A cathodoluminescence (CL) microscope combines a regular (light optical) microscope with a cathode-ray tube. It is designed to image the luminescence characteristics of polished thin sections of solids irradiated by an electron beam.

Using a cathodoluminescence microscope, structures within crystals or fabrics can be made visible which cannot be seen in normal light conditions. Thus, for example, valuable information on the growth of minerals can be obtained. CL-microscopy is used in geology, mineralogy and materials science for the investigation of rocks, minerals, volcanic ash, glass, ceramic, concrete, fly ash, etc.

CL color and intensity are dependent on the characteristics of the sample and on the working conditions of the electron gun. Here, acceleration voltage and beam current of the electron beam are of major importance. Today, two types of CL microscopes are in use. One is working with a "cold cathode" generating an electron beam by a corona discharge tube, the other one produces a beam using a "hot cathode". Cold-cathode CL microscopes are the simplest and most economical type.
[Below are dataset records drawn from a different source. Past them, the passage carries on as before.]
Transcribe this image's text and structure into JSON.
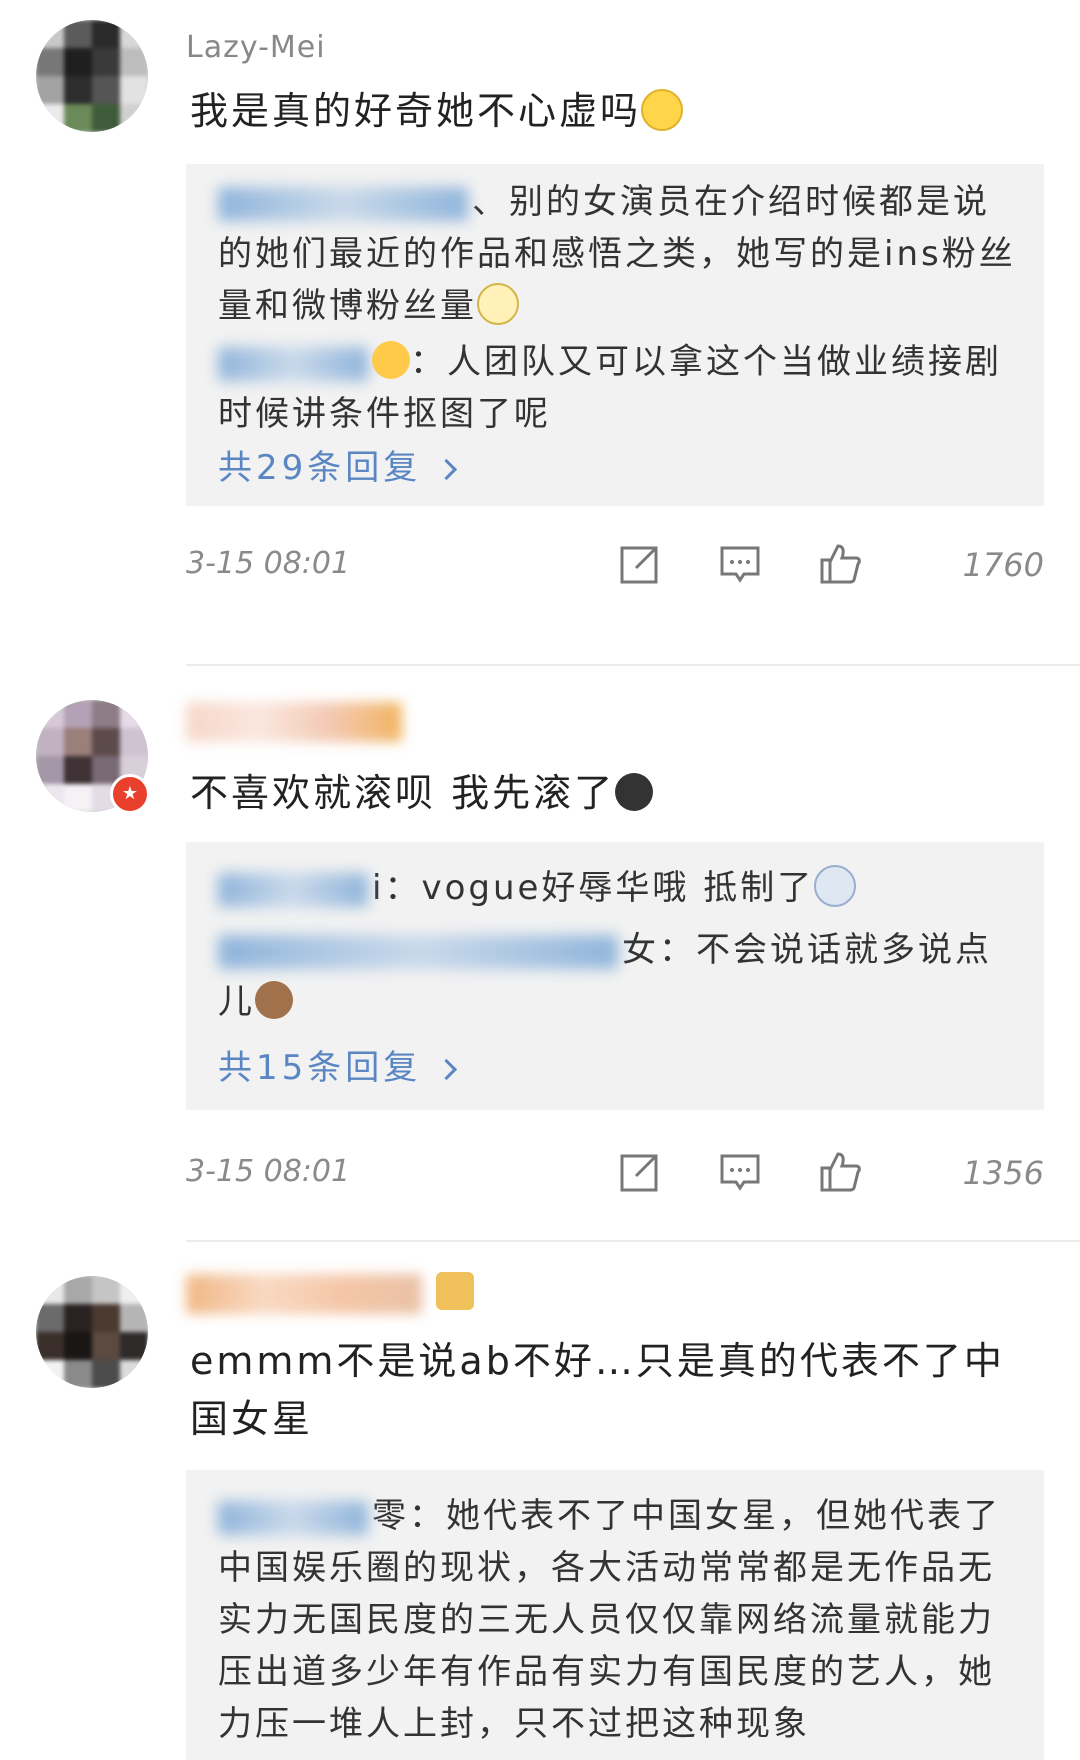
{
  "comments": [
    {
      "username": "Lazy-Mei",
      "text": "我是真的好奇她不心虚吗",
      "replies": [
        {
          "text": "、别的女演员在介绍时候都是说的她们最近的作品和感悟之类，她写的是ins粉丝量和微博粉丝量"
        },
        {
          "text": "：人团队又可以拿这个当做业绩接剧时候讲条件抠图了呢"
        }
      ],
      "more_label": "共29条回复",
      "time": "3-15 08:01",
      "likes": "1760"
    },
    {
      "username": "",
      "text": "不喜欢就滚呗 我先滚了",
      "replies": [
        {
          "text": "i：vogue好辱华哦 抵制了"
        },
        {
          "text": "女：不会说话就多说点儿"
        }
      ],
      "more_label": "共15条回复",
      "time": "3-15 08:01",
      "likes": "1356"
    },
    {
      "username": "",
      "text": "emmm不是说ab不好…只是真的代表不了中国女星",
      "replies": [
        {
          "text": "零：她代表不了中国女星，但她代表了中国娱乐圈的现状，各大活动常常都是无作品无实力无国民度的三无人员仅仅靠网络流量就能力压出道多少年有作品有实力有国民度的艺人，她力压一堆人上封，只不过把这种现象"
        }
      ]
    }
  ],
  "icons": {
    "share": "share-icon",
    "comment": "comment-icon",
    "like": "like-icon",
    "chevron": "chevron-right-icon"
  }
}
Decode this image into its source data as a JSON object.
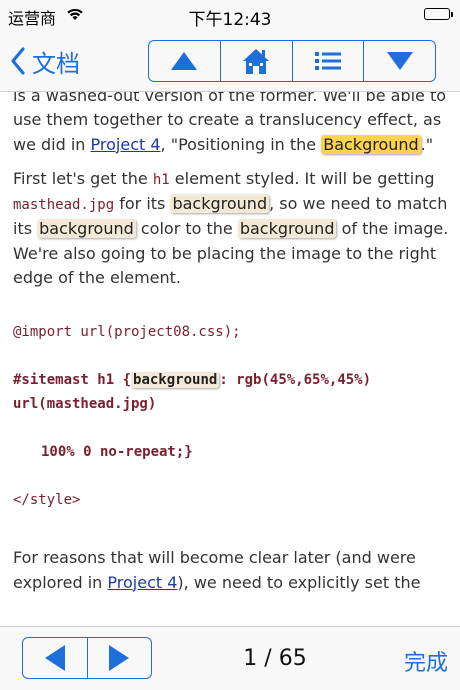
{
  "status_bar": {
    "carrier": "运营商",
    "time": "下午12:43"
  },
  "nav": {
    "back_label": "文档"
  },
  "content": {
    "p1": {
      "t1": "is a washed-out version of the former. We'll be able to use them together to create a translucency effect, as we did in ",
      "link": "Project 4",
      "t2": ", \"Positioning in the ",
      "hl": "Background",
      "t3": ".\""
    },
    "p2": {
      "t1": "First let's get the ",
      "code1": "h1",
      "t2": " element styled. It will be getting ",
      "code2": "masthead.jpg",
      "t3": " for its ",
      "hl1": "background",
      "t4": ", so we need to match its ",
      "hl2": "background",
      "t5": " color to the ",
      "hl3": "background",
      "t6": " of the image. We're also going to be placing the image to the right edge of the element."
    },
    "code": {
      "import": "@import url(project08.css);",
      "sel": "#sitemast h1 {",
      "hl": "background",
      "rest": ": rgb(45%,65%,45%)",
      "line3": "url(masthead.jpg)",
      "line4": "100% 0 no-repeat;}",
      "close": "</style>"
    },
    "p3": {
      "t1": "For reasons that will become clear later (and were explored in ",
      "link": "Project 4",
      "t2": "), we need to explicitly set the"
    }
  },
  "toolbar": {
    "page": "1 / 65",
    "done_label": "完成"
  }
}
Unlike other electron bombardment techniques like electron microscopy, cold cathodoluminescence microscopy provides positive ions along with the electrons which neutralize surface charge buildup and eliminate the need for conductive coatings to be applied to the specimens. The "hot cathode" type generates an electron beam by an electron gun with tungsten filament. The advantage of a hot cathode is the precisely controllable high beam intensity allowing to stimulate the emission of light even on weakly luminescing materials (e.g. quartz – see picture). To prevent charging of the sample, the surface must be coated with a conductive layer of gold or carbon. This is usually done by a sputter deposition device or a carbon coater.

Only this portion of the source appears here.